Reading order
How to Read Crescent City
Crescent City is Sarah J. Maas's densest gateway for many romantasy readers: urban fantasy, angels, fae, shifters, demons, house politics, and cross-series curiosity. This order keeps the path simple.
Main reading order
- House of Earth and Blood
- House of Sky and Breath
- House of Flame and Shadow
Read the three published Crescent City novels in publication order. The worldbuilding stacks quickly, so this is not a series where skipping around helps.
Should you read ACOTAR first?
Most readers should read A Court of Thorns and Roses before Crescent City, especially if they care about the broader Maas universe and want later reveals to land with full emotional context. Crescent City can technically begin on its own, but it asks more from the reader in the first hundred pages than ACOTAR does.
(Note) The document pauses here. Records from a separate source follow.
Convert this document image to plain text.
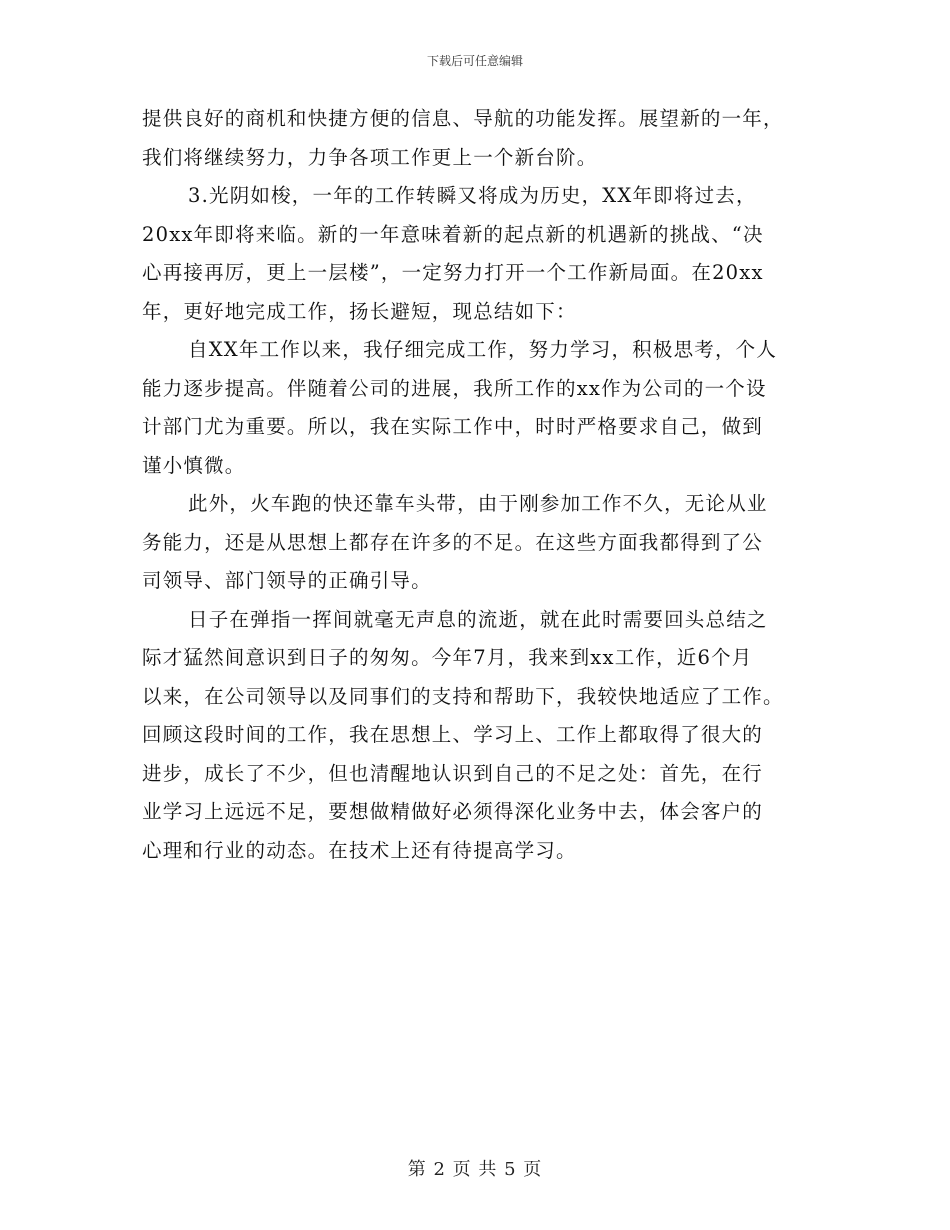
下载后可任意编辑
提供良好的商机和快捷方便的信息、导航的功能发挥。展望新的一年，
我们将继续努力，力争各项工作更上一个新台阶。
3.光阴如梭，一年的工作转瞬又将成为历史，XX年即将过去，
20xx年即将来临。新的一年意味着新的起点新的机遇新的挑战、“决
心再接再厉，更上一层楼”，一定努力打开一个工作新局面。在20xx
年，更好地完成工作，扬长避短，现总结如下：
自XX年工作以来，我仔细完成工作，努力学习，积极思考，个人
能力逐步提高。伴随着公司的进展，我所工作的xx作为公司的一个设
计部门尤为重要。所以，我在实际工作中，时时严格要求自己，做到
谨小慎微。
此外，火车跑的快还靠车头带，由于刚参加工作不久，无论从业
务能力，还是从思想上都存在许多的不足。在这些方面我都得到了公
司领导、部门领导的正确引导。
日子在弹指一挥间就毫无声息的流逝，就在此时需要回头总结之
际才猛然间意识到日子的匆匆。今年7月，我来到xx工作，近6个月
以来，在公司领导以及同事们的支持和帮助下，我较快地适应了工作。
回顾这段时间的工作，我在思想上、学习上、工作上都取得了很大的
进步，成长了不少，但也清醒地认识到自己的不足之处：首先，在行
业学习上远远不足，要想做精做好必须得深化业务中去，体会客户的
心理和行业的动态。在技术上还有待提高学习。
第 2 页 共 5 页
If you are new to Maas and want romance-forward momentum, start with ACOTAR. If you want urban fantasy, murder mystery energy, and a larger modern fantasy city, Crescent City can still be your first route.
Best path by reader type
| Reader type | Recommended path |
|---|---|
| New to Sarah J. Maas | ACOTAR first, then Crescent City. |
| Urban fantasy fan | Start with House of Earth and Blood and let the lore build. |
| Confused by factions | Track Houses, species, and political loyalties separately; do not try to memorize every name at once. |
| Cross-series reader | Use the Sarah J. Maas hub and Crescent City series page for next links. |
Reader FAQ
Is Crescent City harder to start than ACOTAR?
For many readers, yes. It opens with heavier worldbuilding, modern-city factions, and mystery structure before the romance fully takes over.
Can I read Crescent City without Throne of Glass?
Yes. Throne of Glass is not required for the basic Crescent City reading path.
Is Crescent City romantasy?
It is urban fantasy with major romantic arcs and Maas-universe crossover appeal, so it belongs in the romantasy conversation even though it is less fairy-tale and more modern fantasy than ACOTAR.